At dawn this morning, February 2nd, 2012, a crowd of 15,00-18,000 people gathered on Gobbler’s Knob, a hill outside the town of Punxsutawney, PA, about 65 miles northeast of Pittsburgh, and watched as Phil the Groundhog, “Seer of Seers”, descendent of the first one in 1886, prognosticated that we’d have six more weeks of winter. As the vice-president of the club observed, their records state that he’s predicted that 110 times in the past, versus 16 times of not seeing his shadow, and he’s infallible, because this time of year, somewhere, they are having winter weather….For information about this festival, click
here.
But this date isn’t only celebrated due to an old German superstition that hibernating animals (groundhogs, bears and wolves in America, in other countries’ lore badgers or serpents), when awakened, will pontificate about weather forecasts. It has also been celebrated by some Christian denominations as, variously, the Purification of the Virgin Mary, the Presentation of Christ in the Temple, Candlemas, or St. Brigid’s Day. Further back, it was one of the great Celtic fire feasts, Imbolc.
You can look at this Wikipedia article on
Imbolc for more information on all these intertwined festivals. I think it’s interesting that some people celebrate it on Feb. 1st or 2nd in the northern hemisphere (or the 16th on the Old Calendar), or on August 1st or 2nd in the Southern hemisphere; I’d never thought about that before.
Whenever it’s celebrated, it’s primarily a home and hearth-centered occasion.
Brought up in a somewhat eclectic Protestant home, I didn’t know much about the Presentation of Christ in the Temple and the Purification of the Virgin Mary, which have sort of been put together under Candlemas over the centuries, because it was also the day that priests blessed candles for the year and sometimes gave them to their parishioners. I was familiar, of course, with the passage in Luke about it from church, and knew vaguely that the presentation was based on a Jewish ceremony, and Simeon and Anna’s joy at seeing Him. I knew that the purification of Mary was akin to references in Scottish folktales and novels to a mother’s “kirkin’” after a birth, when she was considered able to go to church again after giving birth.

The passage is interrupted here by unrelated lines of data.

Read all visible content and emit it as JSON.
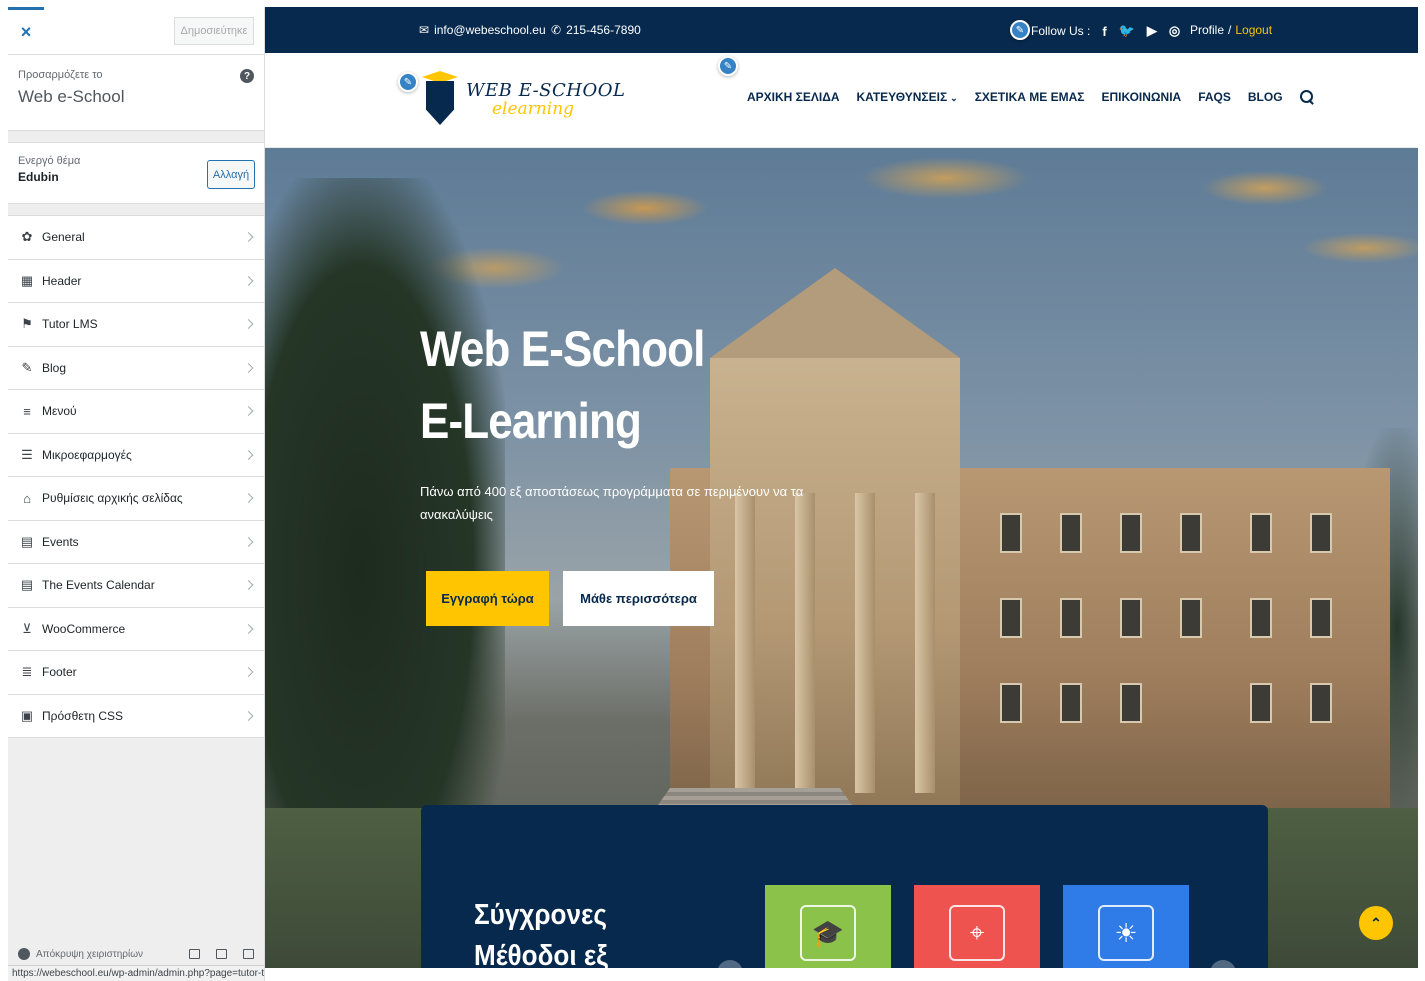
{
  "customizer": {
    "close_label": "×",
    "publish_label": "Δημοσιεύτηκε",
    "customizing_label": "Προσαρμόζετε το",
    "site_name": "Web e-School",
    "help_icon": "help-icon",
    "active_theme_label": "Ενεργό θέμα",
    "active_theme_name": "Edubin",
    "change_button": "Αλλαγή",
    "menu": [
      {
        "label": "General",
        "icon": "gear-icon"
      },
      {
        "label": "Header",
        "icon": "table-icon"
      },
      {
        "label": "Tutor LMS",
        "icon": "graduation-cap-icon"
      },
      {
        "label": "Blog",
        "icon": "edit-icon"
      },
      {
        "label": "Μενού",
        "icon": "menu-icon"
      },
      {
        "label": "Μικροεφαρμογές",
        "icon": "widgets-icon"
      },
      {
        "label": "Ρυθμίσεις αρχικής σελίδας",
        "icon": "home-icon"
      },
      {
        "label": "Events",
        "icon": "calendar-icon"
      },
      {
        "label": "The Events Calendar",
        "icon": "calendar-icon"
      },
      {
        "label": "WooCommerce",
        "icon": "cart-icon"
      },
      {
        "label": "Footer",
        "icon": "footer-icon"
      },
      {
        "label": "Πρόσθετη CSS",
        "icon": "css-icon"
      }
    ],
    "collapse_label": "Απόκρυψη χειριστηρίων",
    "status_url": "https://webeschool.eu/wp-admin/admin.php?page=tutor-tools"
  },
  "site": {
    "topbar": {
      "email": "info@webeschool.eu",
      "phone": "215-456-7890",
      "follow_label": "Follow Us :",
      "social": [
        "f",
        "🐦",
        "▶",
        "◎"
      ],
      "profile": "Profile",
      "separator": "/",
      "logout": "Logout"
    },
    "logo": {
      "line1": "WEB E-SCHOOL",
      "line2": "elearning"
    },
    "nav": {
      "home": "ΑΡΧΙΚΗ ΣΕΛΙΔΑ",
      "categories": "ΚΑΤΕΥΘΥΝΣΕΙΣ",
      "about": "ΣΧΕΤΙΚΑ ΜΕ ΕΜΑΣ",
      "contact": "ΕΠΙΚΟΙΝΩΝΙΑ",
      "faqs": "FAQS",
      "blog": "BLOG"
    },
    "hero": {
      "title_line1": "Web E-School",
      "title_line2": "E-Learning",
      "subtitle": "Πάνω από 400 εξ αποστάσεως προγράμματα σε περιμένουν να τα ανακαλύψεις",
      "primary_button": "Εγγραφή τώρα",
      "secondary_button": "Μάθε περισσότερα"
    },
    "features": {
      "title_line1": "Σύγχρονες",
      "title_line2": "Μέθοδοι εξ",
      "cards": [
        {
          "icon": "graduation-cap-icon",
          "color": "#8bc34a"
        },
        {
          "icon": "location-pin-icon",
          "color": "#ef5350"
        },
        {
          "icon": "lightbulb-icon",
          "color": "#2f7be8"
        }
      ]
    },
    "colors": {
      "navy": "#07294d",
      "accent": "#ffc600",
      "wp_blue": "#2271b1"
    }
  }
}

When I was a little girl, I had heard my granny, Abigail Jones Dangler, repeat the old Scots Gaelic rhyme:
Thig an nathair as an toll
Là donn Brìde,
Ged robh trì troighean dhen t-sneachd
Air leac an làir.
"The serpent will come from the hole
On the brown Day of Bride,
Though there should be three feet of snow
On the flat surface of the ground."
I also recall her baking Bride cakes, or talking about baking, Bride cakes and other customs. (In Scotland, Bride, pronounced
breed, is a variant on the name of Bridget or Brigid. We used to have a Maine Coon female named Bride after her—except that our Bride was far from saintly!)
What were
Bride cakes? A kind of oatcake. I can just remember her cutting the round loaf into four farls, or quarters, before baking them, slightly separated, on a cookie sheet. Since Mother hated baking, once Granny was forbidden by my father to cook anymore, that ended our having them, but I have found a recipe that I want to try.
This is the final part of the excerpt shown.